Xu Ronghui, Li Xiaochun
Department of Biostatistics, Harvard School of Public Health and Dana-Farber Cancer Institute, 44 Binney Street, Boston, MA 02115, USA.
Bioinformatics. 2003 Jul 1;19(10):1284-9. doi: 10.1093/bioinformatics/btg155.
In analyses of microarray data with a design of different biological conditions, ranking genes by their differential 'importance' is often desired so that biologists can focus research on a small subset of genes that are most likely related to the experiment conditions. Permutation methods are often recommended and used, in place of their parametric counterparts, due to the small sample sizes of microarray experiments and possible non-normality of the data. The recommendations, however, are based on classical knowledge in the hypothesis test setting.
We explore the relationship between hypothesis testing and gene ranking. We indicate that the permutation method does not provide a metric for the distance between two underlying distributions. In our simulation studies permutation methods tend to be equally or less accurate than parametric methods in ranking genes.
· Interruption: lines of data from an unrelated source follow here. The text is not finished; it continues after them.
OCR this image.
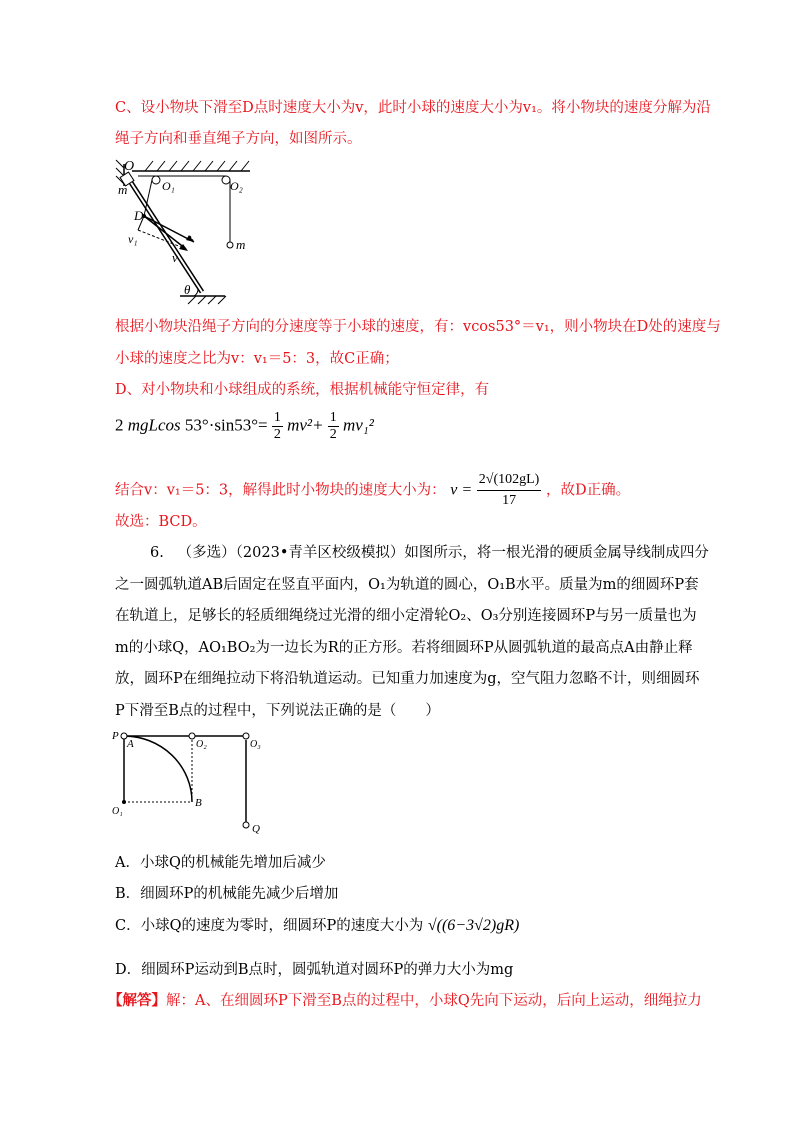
C、设小物块下滑至D点时速度大小为v，此时小球的速度大小为v₁。将小物块的速度分解为沿
绳子方向和垂直绳子方向，如图所示。
O
m	O₁	O₂
D
v₁
v
m
θ
根据小物块沿绳子方向的分速度等于小球的速度，有：vcos53°＝v₁，则小物块在D处的速度与
小球的速度之比为v：v₁＝5：3，故C正确；
D、对小物块和小球组成的系统，根据机械能守恒定律，有
2 mgLcos $53^\circ\cdot\sin 53^\circ= \frac{1}{2} mv^2+ \frac{1}{2} mv_1^2$
结合v：v₁＝5：3，解得此时小物块的速度大小为： $v = \frac{2√(102gL)}{17}$ ，故D正确。
故选：BCD。
6. （多选）（2023•青羊区校级模拟）如图所示，将一根光滑的硬质金属导线制成四分
之一圆弧轨道AB后固定在竖直平面内，O₁为轨道的圆心，O₁B水平。质量为m的细圆环P套
在轨道上，足够长的轻质细绳绕过光滑的细小定滑轮O₂、O₃分别连接圆环P与另一质量也为
m的小球Q，AO₁BO₂为一边长为R的正方形。若将细圆环P从圆弧轨道的最高点A由静止释
放，圆环P在细绳拉动下将沿轨道运动。已知重力加速度为g，空气阻力忽略不计，则细圆环
P下滑至B点的过程中，下列说法正确的是（　　）
P
A	O₂	O₃
O₁
B
Q
A．小球Q的机械能先增加后减少
B．细圆环P的机械能先减少后增加
C．小球Q的速度为零时，细圆环P的速度大小为 √((6−3√2)gR)
D．细圆环P运动到B点时，圆弧轨道对圆环P的弹力大小为mg
【解答】解：A、在细圆环P下滑至B点的过程中，小球Q先向下运动，后向上运动，细绳拉力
This is partially due to the discreteness of the permutation distributions, as well as the non-metric property. In data analysis the variability in ranking genes can be assessed by bootstrap. It turns out that the variability is much lower for permutation than parametric methods, which agrees with the known robustness of permutation methods to individual outliers in the data.
在对具有不同生物学条件设计的微阵列数据进行分析时,通常希望根据基因的差异“重要性”对其进行排名,以便生物学家能够将研究重点放在最有可能与实验条件相关的一小部分基因上。由于微阵列实验的样本量较小且数据可能不呈正态分布,因此通常推荐并使用置换方法来代替参数方法。然而,这些建议是基于假设检验设置中的经典知识。
我们探讨了假设检验与基因排名之间的关系。我们指出,置换方法没有提供两个潜在分布之间距离的度量。在我们的模拟研究中,置换方法在对基因进行排名时往往比参数方法的准确性相同或更低。这部分是由于置换分布的离散性以及非度量性质。在数据分析中,可以通过自助法评估基因排名的变异性。结果表明,置换方法的变异性比参数方法低得多,这与置换方法对数据中单个异常值的已知稳健性一致。